La Nueva Frontera: Courting A Sleeping Giant
The spirit of Cinco de Mayo wasn't the only thing that inspired George W. Bush to deliver his weekly radio address in Spanish last month. His strategists have been doing the math, and it goes like this: unless Bush raises his marks with minorities--particularly Hispanics--he could lose the 2004 election by 3.5 million votes. By next year, Hispanics will be the dominant ethnic group in at least 15 additional House districts; and every state slated for a new seat in Congress has a growing Hispanic population to thank for it.

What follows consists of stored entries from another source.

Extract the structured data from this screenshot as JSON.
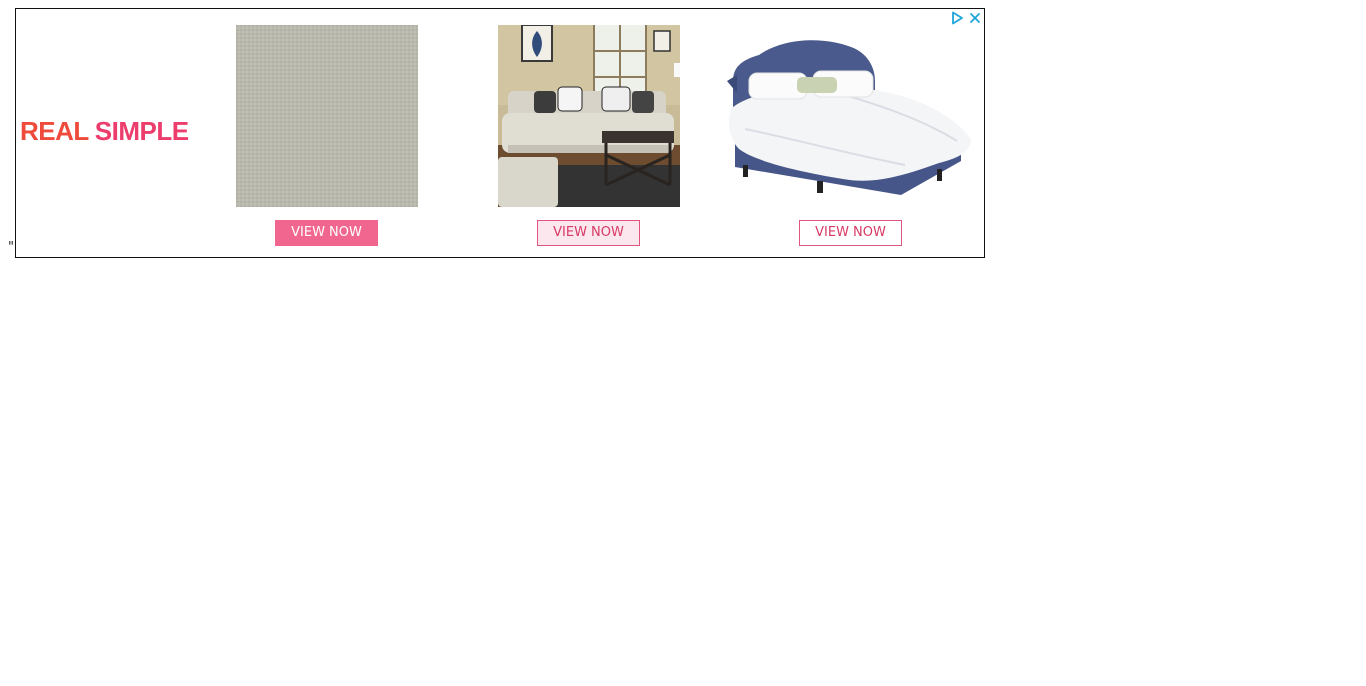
{
  "stray_text": "\"",
  "brand": {
    "word1": "REAL",
    "word2": "SIMPLE"
  },
  "ad_controls": {
    "adchoices_icon": "adchoices-play-icon",
    "close_icon": "close-x-icon"
  },
  "products": [
    {
      "image": "grey-linen-fabric-swatch",
      "button_label": "VIEW NOW",
      "button_style": "filled"
    },
    {
      "image": "living-room-sofa-set",
      "button_label": "VIEW NOW",
      "button_style": "hover"
    },
    {
      "image": "navy-upholstered-bed",
      "button_label": "VIEW NOW",
      "button_style": "outline"
    }
  ],
  "colors": {
    "brand_real": "#ef4b3c",
    "brand_simple": "#ec3d6c",
    "button_pink": "#f0668f",
    "adchoices_blue": "#1fa5d8"
  }
}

The biggest political news of the 2000 Census was that Hispanics--more than half of them tracing their roots to Mexico--have become the largest minority group in the U.S., surpassing African Americans at least six years sooner than expected. Where that's happening is turning out to be as surprising as how fast. Of the congressional districts that saw the biggest increases in their Latino populations over the past decade, not a single one is in a state along the Mexican border. Rural areas saw huge growth in Hispanic populations, but so did cities and suburbs. By the end of this year, four of the eight largest U.S. cities may have Hispanic mayors. "It's the only part of the electorate that's growing," says Antonio Gonzalez, president of the Southwest Voter Registration Education Project.
But while that means that politicians in places as diverse as Las Vegas and Jasper County, S.C., are courting these constituents as never before, Hispanic political clout still lags far behind the numbers--and will for perhaps a generation to come, Latino leaders fear. Even in parts of the country where Latinos have long been the largest ethnic group, they only "help shape things," says University of Texas political scientist Rodolfo de la Garza. "They don't lead things. They don't define things."
Where Hispanics have just arrived, they've only just begun to crack the city councils, the school boards and the county commissions. Though Hispanics account for one-fifth of Nevada's population, there are only two Latinos in the 63-member state legislature, and virtually none hold local office in the cities and counties where they are the most highly concentrated. "We're on the ground floor of political empowerment," says Gonzalez.
The once-a-decade exercise of redistricting now under way in every state will help mobilize Latino voters and encourage them to seek elected office. But no one expects Latinos to show the kind of huge gains that the Congressional Black Caucus made after the 1992 election. Indeed, the boom in the Hispanic population has fostered political tension between the two minority groups. "On issues, we're very close," Gonzalez says, "but power is power." Black legislators in Georgia, a state that saw a quadrupling of its Hispanic population over the past decade, opposed a bill that would expand a minority-business tax break to include brown-owned firms.